Improve logs of the Sidekiq reliable fetcher
🔭 What does this MR do and why?
When sidekiq is shutdown (as it was explained to me here a few months ago, not sure if the situation is still the same), sometimes, we will try to re-enqueue jobs into their queues using this method.
As you can see the method will create a log entry. The problem is that, this entry contains not a lot of elements to identify the job. We do have the jid
and queue
but that doesn't help a lot.
The problem is that it's not exactly clear which job (class) has been re enqueued. Let's say that we want to run an analysis on these logs to know which job get interrupted the most of the time. It's impossible.
This MR proposes to add the class
field to the log entry, increasing the observability of this aspect.

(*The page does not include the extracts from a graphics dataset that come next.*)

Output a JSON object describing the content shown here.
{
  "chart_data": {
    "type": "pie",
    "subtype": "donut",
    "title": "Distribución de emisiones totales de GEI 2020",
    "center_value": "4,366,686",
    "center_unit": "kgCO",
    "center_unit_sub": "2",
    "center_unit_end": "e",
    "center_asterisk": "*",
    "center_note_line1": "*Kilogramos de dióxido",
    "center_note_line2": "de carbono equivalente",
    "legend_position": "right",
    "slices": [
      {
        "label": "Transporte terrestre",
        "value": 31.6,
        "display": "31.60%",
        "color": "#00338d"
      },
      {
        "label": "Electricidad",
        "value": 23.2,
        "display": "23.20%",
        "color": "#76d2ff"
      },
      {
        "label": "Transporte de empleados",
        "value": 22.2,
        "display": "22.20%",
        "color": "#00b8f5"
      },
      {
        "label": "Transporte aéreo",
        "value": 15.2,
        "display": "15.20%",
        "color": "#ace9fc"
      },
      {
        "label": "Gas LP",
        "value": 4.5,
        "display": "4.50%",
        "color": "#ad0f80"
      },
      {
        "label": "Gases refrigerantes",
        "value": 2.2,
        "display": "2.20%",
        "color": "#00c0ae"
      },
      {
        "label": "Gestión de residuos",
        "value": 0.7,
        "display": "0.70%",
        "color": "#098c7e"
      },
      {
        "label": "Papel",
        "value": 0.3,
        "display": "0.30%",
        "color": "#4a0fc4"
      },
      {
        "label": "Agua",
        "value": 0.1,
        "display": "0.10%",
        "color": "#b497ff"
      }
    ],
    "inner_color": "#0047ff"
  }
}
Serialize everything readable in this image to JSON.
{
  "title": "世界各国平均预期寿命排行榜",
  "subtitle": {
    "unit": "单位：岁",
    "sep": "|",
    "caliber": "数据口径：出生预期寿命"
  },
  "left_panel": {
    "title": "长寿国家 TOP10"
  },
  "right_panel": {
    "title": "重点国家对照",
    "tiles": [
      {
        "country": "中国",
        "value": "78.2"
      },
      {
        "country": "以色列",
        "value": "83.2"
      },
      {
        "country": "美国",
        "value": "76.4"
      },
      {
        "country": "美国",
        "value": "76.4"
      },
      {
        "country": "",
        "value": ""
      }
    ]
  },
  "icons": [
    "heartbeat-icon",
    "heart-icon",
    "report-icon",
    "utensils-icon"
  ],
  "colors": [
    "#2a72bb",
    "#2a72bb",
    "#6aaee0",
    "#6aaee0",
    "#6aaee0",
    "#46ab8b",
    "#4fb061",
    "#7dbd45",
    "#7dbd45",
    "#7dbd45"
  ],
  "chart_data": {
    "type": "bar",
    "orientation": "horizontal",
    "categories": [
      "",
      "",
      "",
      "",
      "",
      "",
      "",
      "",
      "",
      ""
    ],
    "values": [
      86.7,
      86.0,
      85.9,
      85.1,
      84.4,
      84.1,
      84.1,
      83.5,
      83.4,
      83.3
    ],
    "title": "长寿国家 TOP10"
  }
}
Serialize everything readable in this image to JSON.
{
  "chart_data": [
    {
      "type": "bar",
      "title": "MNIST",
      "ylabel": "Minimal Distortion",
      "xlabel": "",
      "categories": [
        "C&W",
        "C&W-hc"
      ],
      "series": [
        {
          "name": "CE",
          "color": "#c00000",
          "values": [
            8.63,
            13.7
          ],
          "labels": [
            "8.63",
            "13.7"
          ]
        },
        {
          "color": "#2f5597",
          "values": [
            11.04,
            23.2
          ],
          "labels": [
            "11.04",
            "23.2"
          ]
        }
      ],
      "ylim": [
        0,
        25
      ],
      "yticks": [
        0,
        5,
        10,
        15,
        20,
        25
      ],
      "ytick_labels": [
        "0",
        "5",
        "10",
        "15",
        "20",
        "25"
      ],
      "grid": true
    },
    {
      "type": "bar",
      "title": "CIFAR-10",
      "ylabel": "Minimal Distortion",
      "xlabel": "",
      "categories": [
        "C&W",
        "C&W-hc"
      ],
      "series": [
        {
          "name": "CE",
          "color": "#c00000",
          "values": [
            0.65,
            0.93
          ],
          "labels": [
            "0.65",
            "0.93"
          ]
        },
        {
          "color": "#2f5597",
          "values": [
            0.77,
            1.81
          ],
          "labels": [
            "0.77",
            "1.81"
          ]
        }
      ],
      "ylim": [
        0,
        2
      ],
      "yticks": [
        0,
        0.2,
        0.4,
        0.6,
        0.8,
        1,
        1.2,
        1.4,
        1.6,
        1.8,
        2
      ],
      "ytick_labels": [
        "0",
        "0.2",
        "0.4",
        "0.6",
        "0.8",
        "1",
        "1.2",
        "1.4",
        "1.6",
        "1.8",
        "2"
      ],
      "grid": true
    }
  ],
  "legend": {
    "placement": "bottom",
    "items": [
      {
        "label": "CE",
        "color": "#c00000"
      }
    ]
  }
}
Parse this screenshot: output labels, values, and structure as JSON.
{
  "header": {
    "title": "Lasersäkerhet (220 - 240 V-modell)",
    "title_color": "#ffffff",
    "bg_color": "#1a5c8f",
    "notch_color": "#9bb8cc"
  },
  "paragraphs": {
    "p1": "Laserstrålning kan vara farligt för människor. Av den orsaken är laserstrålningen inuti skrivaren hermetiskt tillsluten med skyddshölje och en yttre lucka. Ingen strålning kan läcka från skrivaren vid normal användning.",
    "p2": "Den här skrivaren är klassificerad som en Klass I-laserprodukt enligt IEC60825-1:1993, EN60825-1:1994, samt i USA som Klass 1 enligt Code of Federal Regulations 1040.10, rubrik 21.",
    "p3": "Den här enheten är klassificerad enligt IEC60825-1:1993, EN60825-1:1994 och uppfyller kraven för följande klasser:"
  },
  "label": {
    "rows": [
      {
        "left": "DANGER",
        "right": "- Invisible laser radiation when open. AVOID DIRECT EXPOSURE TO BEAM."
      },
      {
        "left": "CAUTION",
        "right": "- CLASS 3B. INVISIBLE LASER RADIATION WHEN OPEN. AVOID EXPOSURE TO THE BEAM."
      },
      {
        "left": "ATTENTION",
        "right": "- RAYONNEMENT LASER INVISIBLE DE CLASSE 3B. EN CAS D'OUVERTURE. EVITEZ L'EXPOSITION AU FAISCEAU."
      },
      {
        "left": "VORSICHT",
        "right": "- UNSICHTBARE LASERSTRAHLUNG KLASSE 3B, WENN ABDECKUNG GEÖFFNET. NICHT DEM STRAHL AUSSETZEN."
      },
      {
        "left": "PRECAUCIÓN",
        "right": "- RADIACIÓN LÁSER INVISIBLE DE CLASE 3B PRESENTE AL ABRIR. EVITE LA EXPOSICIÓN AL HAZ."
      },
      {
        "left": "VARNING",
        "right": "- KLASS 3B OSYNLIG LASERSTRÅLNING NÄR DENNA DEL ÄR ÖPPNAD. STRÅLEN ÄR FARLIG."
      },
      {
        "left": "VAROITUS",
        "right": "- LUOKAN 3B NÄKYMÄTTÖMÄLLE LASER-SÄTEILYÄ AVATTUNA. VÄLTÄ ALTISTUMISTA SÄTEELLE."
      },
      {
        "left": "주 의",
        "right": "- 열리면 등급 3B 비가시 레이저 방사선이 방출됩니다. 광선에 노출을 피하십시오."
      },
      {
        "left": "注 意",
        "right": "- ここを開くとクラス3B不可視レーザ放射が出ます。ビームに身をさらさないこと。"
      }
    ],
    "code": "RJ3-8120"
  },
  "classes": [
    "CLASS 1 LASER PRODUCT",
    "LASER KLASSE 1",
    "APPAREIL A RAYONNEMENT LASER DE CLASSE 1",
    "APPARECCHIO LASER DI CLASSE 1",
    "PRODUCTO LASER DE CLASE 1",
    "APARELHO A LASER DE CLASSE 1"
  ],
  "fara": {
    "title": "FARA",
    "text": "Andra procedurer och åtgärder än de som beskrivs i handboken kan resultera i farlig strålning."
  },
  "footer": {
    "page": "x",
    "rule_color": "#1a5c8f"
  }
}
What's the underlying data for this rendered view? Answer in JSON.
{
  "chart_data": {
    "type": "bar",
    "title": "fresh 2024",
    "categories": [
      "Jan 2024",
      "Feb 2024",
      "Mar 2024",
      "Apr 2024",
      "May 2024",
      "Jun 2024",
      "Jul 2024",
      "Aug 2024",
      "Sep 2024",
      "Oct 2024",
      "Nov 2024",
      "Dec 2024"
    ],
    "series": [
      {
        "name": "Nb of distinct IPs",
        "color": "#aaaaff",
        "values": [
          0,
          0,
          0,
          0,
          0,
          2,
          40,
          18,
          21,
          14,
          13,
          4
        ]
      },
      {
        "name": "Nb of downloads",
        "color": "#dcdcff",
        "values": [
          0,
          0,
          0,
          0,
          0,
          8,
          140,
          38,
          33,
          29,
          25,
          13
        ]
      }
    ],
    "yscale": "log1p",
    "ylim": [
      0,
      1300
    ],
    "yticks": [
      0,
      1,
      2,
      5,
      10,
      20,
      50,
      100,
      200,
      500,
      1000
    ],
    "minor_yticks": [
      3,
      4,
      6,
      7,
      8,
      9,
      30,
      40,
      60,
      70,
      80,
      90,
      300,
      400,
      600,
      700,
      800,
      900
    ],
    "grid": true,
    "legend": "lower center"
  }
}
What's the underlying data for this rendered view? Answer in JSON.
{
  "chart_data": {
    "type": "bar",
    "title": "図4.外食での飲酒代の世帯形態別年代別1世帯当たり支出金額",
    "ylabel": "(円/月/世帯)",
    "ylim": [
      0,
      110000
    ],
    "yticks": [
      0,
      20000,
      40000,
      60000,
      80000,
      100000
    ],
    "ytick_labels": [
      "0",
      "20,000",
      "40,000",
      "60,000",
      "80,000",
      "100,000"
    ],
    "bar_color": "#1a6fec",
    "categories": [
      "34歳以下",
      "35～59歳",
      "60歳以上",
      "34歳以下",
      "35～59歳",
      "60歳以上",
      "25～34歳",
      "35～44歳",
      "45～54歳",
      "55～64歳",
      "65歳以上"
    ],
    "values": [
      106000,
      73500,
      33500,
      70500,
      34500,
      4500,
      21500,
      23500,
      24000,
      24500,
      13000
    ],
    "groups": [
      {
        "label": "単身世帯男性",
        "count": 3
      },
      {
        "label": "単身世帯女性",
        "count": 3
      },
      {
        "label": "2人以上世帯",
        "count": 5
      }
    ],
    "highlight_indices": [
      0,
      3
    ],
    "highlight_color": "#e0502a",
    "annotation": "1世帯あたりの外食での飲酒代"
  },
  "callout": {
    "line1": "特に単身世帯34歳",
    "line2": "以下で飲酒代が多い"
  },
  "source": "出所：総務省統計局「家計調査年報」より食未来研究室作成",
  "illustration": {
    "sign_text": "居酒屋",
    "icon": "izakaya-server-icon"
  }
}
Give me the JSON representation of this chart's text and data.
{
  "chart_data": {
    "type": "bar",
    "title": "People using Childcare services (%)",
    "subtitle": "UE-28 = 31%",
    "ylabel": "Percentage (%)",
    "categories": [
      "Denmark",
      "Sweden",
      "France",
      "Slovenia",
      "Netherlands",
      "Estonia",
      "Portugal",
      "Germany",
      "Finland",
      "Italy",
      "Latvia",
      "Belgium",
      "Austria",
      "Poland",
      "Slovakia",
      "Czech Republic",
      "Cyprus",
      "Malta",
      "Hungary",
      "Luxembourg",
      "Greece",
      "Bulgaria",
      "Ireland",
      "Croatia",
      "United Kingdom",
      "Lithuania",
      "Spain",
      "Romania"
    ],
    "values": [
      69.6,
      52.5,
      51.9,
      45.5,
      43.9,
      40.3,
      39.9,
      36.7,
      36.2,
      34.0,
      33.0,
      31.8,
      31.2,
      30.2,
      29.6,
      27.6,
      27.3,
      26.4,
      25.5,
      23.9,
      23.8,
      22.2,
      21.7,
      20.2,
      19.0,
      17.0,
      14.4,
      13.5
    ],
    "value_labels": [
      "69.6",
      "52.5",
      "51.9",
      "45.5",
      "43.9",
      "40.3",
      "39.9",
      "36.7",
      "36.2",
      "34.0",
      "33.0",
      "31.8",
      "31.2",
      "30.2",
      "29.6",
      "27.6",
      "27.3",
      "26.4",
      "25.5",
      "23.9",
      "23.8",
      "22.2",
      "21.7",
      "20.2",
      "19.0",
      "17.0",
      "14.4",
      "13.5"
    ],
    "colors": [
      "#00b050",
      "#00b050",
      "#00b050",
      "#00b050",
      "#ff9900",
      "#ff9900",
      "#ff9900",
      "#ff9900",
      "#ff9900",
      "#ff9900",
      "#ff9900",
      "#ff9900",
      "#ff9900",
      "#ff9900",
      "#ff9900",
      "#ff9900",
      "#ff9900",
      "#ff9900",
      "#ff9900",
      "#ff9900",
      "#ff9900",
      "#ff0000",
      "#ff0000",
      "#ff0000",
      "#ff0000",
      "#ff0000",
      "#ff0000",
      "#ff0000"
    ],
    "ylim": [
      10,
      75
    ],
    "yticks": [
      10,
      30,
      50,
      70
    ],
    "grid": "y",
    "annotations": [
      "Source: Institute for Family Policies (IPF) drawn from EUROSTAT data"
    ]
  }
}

🦄 Screenshots or screen recordings
Well, sidekiq, background jobs... Not really related to screens
⚙ How to set up and validate locally
(credits to this comment)
- Update
config/initializers/sidekiq.rb
to force a higher rate of jobs clean up
diff --git a/config/initializers/sidekiq.rb b/config/initializers/sidekiq.rb
index 8df12671f265..6a6dabf911ab 100644
--- a/config/initializers/sidekiq.rb
+++ b/config/initializers/sidekiq.rb
@@ -35,6 +35,8 @@ def enable_semi_reliable_fetch_mode?
Sidekiq.configure_server do |config|
config[:strict] = false
config[:queues] = Gitlab::SidekiqConfig.expand_queues(config[:queues])
+ config[:lease_interval] = 5
+ config[:cleanup_interval] = 10
-
Restart the sidekiq process
gdk restart rails-background-jobs
-
I navigated to http://localhost:3000/admin/sidekiq/cron and clicked
Disable All
. This will silence the logs. -
Run
gdk tail rails-background-jobs
to tail logs. -
Enqueue a job using
gdk rails c
, I enqueued a harmless long-running job
[1] pry(main)> Chaos::SleepWorker.perform_async(240)
=> "a382beb0da31c0e9e0e9db6b"
- Use
gdk redis-cli -n 1
and delete the heartbeat so that the cleanup process will think the job is dead.
redis /Users/sylvesterchin/work/gitlab-development-kit/redis/redis.socket[1]> keys *reliable-fetcher-heartbeat-*
1) "reliable-fetcher-heartbeat-SylvestersMBP2.localdomain-67195-4d63cd867499"
redis /Users/sylvesterchin/work/gitlab-development-kit/redis/redis.socket[1]> del reliable-fetcher-heartbeat-SylvestersMBP2.localdomain-67195-4d63cd867499
(integer) 1
- Observe log message:
2023-12-18_02:19:30.50192 rails-background-jobs : {"severity":"INFO","time":"2023-12-18T02:19:30.501Z","message":"Cleaning working queues"}
2023-12-18_02:19:30.50598 rails-background-jobs : {"severity":"INFO","time":"2023-12-18T02:19:30.505Z","message":"Pushed job 794082f4a1847cea9b253ef1 back to queue queue:default","jid":"794082f4a1847cea9b253ef1","class":"Chaos::SleepWorker","queue":"queue:default","retry":0}
🏎 MR acceptance checklist
This checklist encourages us to confirm any changes have been analyzed to reduce risks in quality, performance, reliability, security, and maintainability.
-
I have evaluated the MR acceptance checklist for this MR.